Since it’s unlikely that the Delhi government would be able to broker peace with the MCDs, AAP has hit back with protests against all the ward councilors of Delhi. These began on August 15 and by the end of September each of the 272 ward councilors will be confronted with protestors.
Since AAP rose after crushing the Congress in Delhi, that is really the party they should watch out for in the long run. The possibility of the Congress gradually staging a revival in the national capital exists and the MCD polls can be suitable ground.
The leader
Like Mayawati and Lalu Prasad Yadav before them, AAP is increasingly getting immune to bad press because they believe their voters do not care about the issues that the media highlights. The difference is that the AAP leadership is not representative of the subalterns themselves and is overwhelmingly middle class and upper caste.
The irony is also that the Anna movement, the precursor to AAP, actually took off because of round the clock media coverage. Since Anna Hazare has lately taken to asking AAP for some introspection, it would be worth recalling that the entire movement was actually conceived by Kejriwal who was looking for a face to lead it. He found Anna Hazare and the rest is history. The story of how India Against Corruption began and, the direction in which it turned is quite fascinating, from chest thumping nationalism to radical anti-corporate positions.
It’s all been conceived by Kejriwal, the supreme leader of AAP, something that remains the party’s greatest strength and potentially a weakness. The foundational ideology of the party is also unclear on some critical issues and it sometimes appears that a line is formulated after the leader has put out a tweet on social media. This is what happened when AAP defended the controversial act of a Jain preacher addressing the Haryana assembly, surprising the constituency that they would like the party to uphold the principal of separating the state and religion.
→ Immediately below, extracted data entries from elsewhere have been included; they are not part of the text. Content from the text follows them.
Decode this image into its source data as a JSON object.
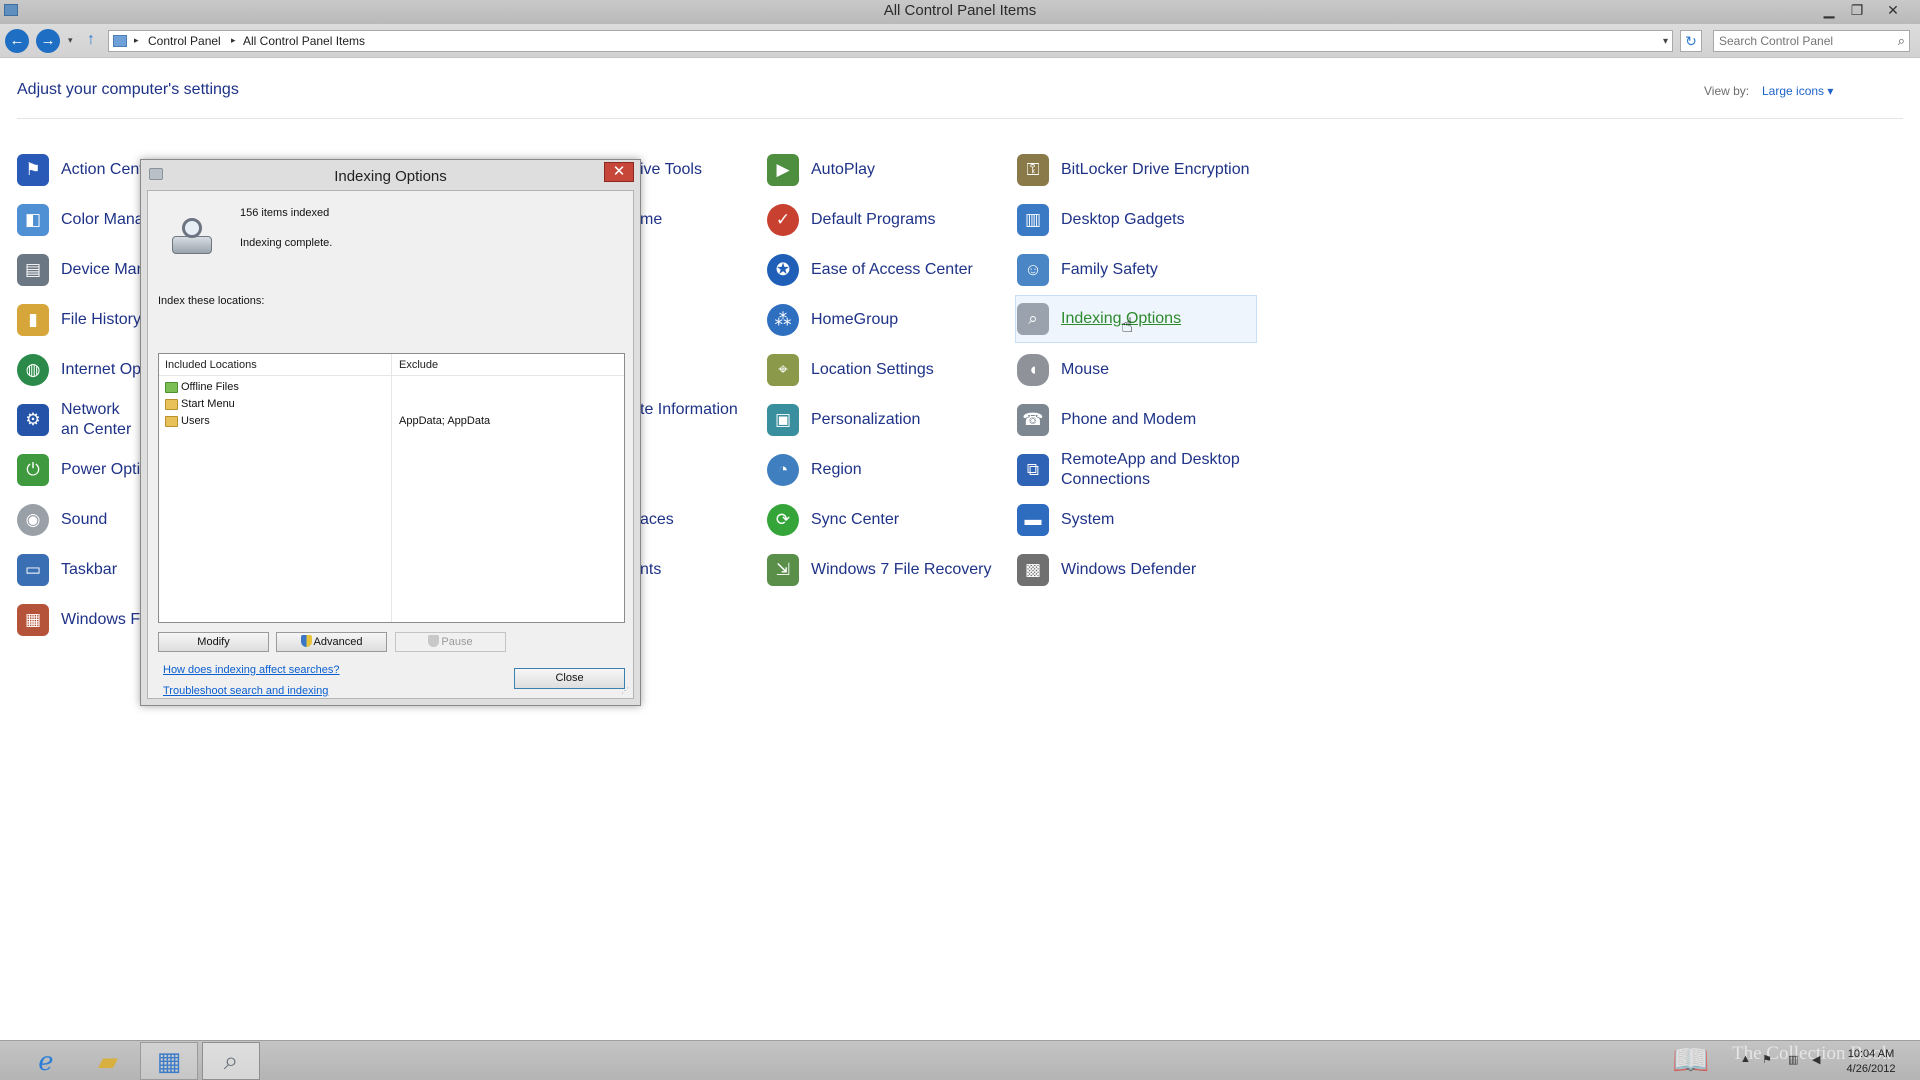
{
  "window": {
    "title": "All Control Panel Items",
    "minimize": "▁",
    "maximize": "❐",
    "close": "✕"
  },
  "address_bar": {
    "back": "←",
    "forward": "→",
    "recent": "▾",
    "up": "↑",
    "breadcrumb": [
      "Control Panel",
      "All Control Panel Items"
    ],
    "separator": "▸",
    "dropdown": "▾",
    "refresh": "↻",
    "search_placeholder": "Search Control Panel",
    "search_icon": "⌕"
  },
  "content": {
    "heading": "Adjust your computer's settings",
    "view_by_label": "View by:",
    "view_by_value": "Large icons ▾"
  },
  "items": {
    "col1": [
      "Action Cent",
      "Color Mana",
      "Device Man",
      "File History",
      "Internet Op",
      "Network an Center",
      "Power Opti",
      "Sound",
      "Taskbar",
      "Windows F"
    ],
    "col3_partial": [
      "ive Tools",
      "me",
      "te Information",
      "aces",
      "nts"
    ],
    "col4": [
      "AutoPlay",
      "Default Programs",
      "Ease of Access Center",
      "HomeGroup",
      "Location Settings",
      "Personalization",
      "Region",
      "Sync Center",
      "Windows 7 File Recovery"
    ],
    "col5": [
      "BitLocker Drive Encryption",
      "Desktop Gadgets",
      "Family Safety",
      "Indexing Options",
      "Mouse",
      "Phone and Modem",
      "RemoteApp and Desktop Connections",
      "System",
      "Windows Defender"
    ]
  },
  "icons": {
    "col1": [
      "flag-icon",
      "color-management-icon",
      "device-manager-icon",
      "file-history-icon",
      "internet-options-icon",
      "network-center-icon",
      "power-options-icon",
      "sound-icon",
      "taskbar-icon",
      "firewall-icon"
    ],
    "col4": [
      "autoplay-icon",
      "default-programs-icon",
      "ease-of-access-icon",
      "homegroup-icon",
      "location-settings-icon",
      "personalization-icon",
      "region-icon",
      "sync-center-icon",
      "file-recovery-icon"
    ],
    "col5": [
      "bitlocker-icon",
      "desktop-gadgets-icon",
      "family-safety-icon",
      "indexing-options-icon",
      "mouse-icon",
      "phone-modem-icon",
      "remoteapp-icon",
      "system-icon",
      "windows-defender-icon"
    ]
  },
  "hovered_item": "Indexing Options",
  "dialog": {
    "title": "Indexing Options",
    "close": "✕",
    "items_indexed": "156 items indexed",
    "status": "Indexing complete.",
    "locations_label": "Index these locations:",
    "columns": [
      "Included Locations",
      "Exclude"
    ],
    "locations": [
      {
        "name": "Offline Files",
        "exclude": ""
      },
      {
        "name": "Start Menu",
        "exclude": ""
      },
      {
        "name": "Users",
        "exclude": "AppData; AppData"
      }
    ],
    "buttons": {
      "modify": "Modify",
      "advanced": "Advanced",
      "pause": "Pause",
      "close": "Close"
    },
    "links": [
      "How does indexing affect searches?",
      "Troubleshoot search and indexing"
    ]
  },
  "taskbar": {
    "apps": [
      "internet-explorer-icon",
      "file-explorer-icon",
      "control-panel-icon",
      "indexing-options-icon"
    ],
    "time": "10:04 AM",
    "date": "4/26/2012",
    "watermark": "The Collection Book"
  },
  "colors": {
    "link_blue": "#1e3287",
    "hover_green": "#2d8a2d",
    "dialog_close_red": "#c7463a",
    "accent_blue": "#1e6fc4"
  }
}
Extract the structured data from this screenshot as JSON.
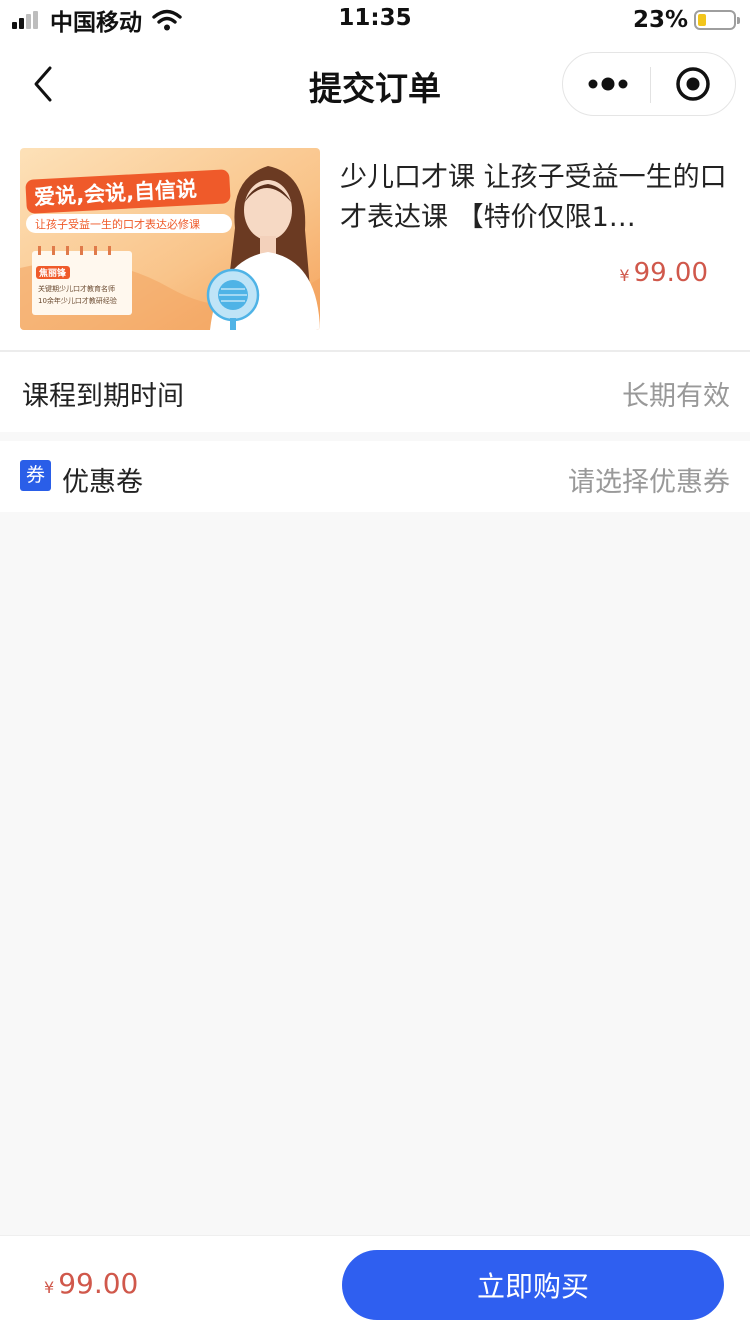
{
  "status_bar": {
    "carrier": "中国移动",
    "time": "11:35",
    "battery": "23%",
    "battery_level": 0.23,
    "icons": [
      "signal-icon",
      "wifi-icon",
      "battery-icon"
    ]
  },
  "nav": {
    "title": "提交订单",
    "icons": [
      "chevron-left-icon",
      "more-dots-icon",
      "close-target-icon"
    ]
  },
  "product": {
    "thumbnail": {
      "headline": "爱说,会说,自信说",
      "subtitle": "让孩子受益一生的口才表达必修课",
      "badge": "焦丽锋",
      "points": [
        "关键期少儿口才教育名师",
        "10余年少儿口才教研经验"
      ]
    },
    "title": "少儿口才课 让孩子受益一生的口才表达课 【特价仅限1…",
    "currency": "¥",
    "price": "99.00"
  },
  "expiry": {
    "label": "课程到期时间",
    "value": "长期有效"
  },
  "coupon": {
    "icon_text": "券",
    "label": "优惠卷",
    "value": "请选择优惠券"
  },
  "footer": {
    "currency": "¥",
    "total": "99.00",
    "buy_label": "立即购买"
  },
  "colors": {
    "accent": "#2f5ff0",
    "price": "#d0584b",
    "coupon_badge": "#2a5ee8",
    "background": "#f8f8f8"
  }
}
Here, it would be a good idea to recall that the Anna movement, the brainchild of Kejriwal, was a mish-mash of ideas of patriotism and nation worship even as AAP morphed into a party with strong views against the corporate sector and ideas that would be labeled as Left leaning.
Sociologist Ashish Nandy, however, maintains that only the Left and the BJP have ideological moorings and it’s a mistake to criticise a party for that. “I think the AAP ideology is to stand by the downtrodden,” he says, adding “but they look dysfunctional at times because they cannot keep a check on their own followers. They have a historical role to play but it’s difficult to make predictions about them.”
AAP remains a force to watch, not because of sex, lies and videotape, but because of its political potential and ambitious plans.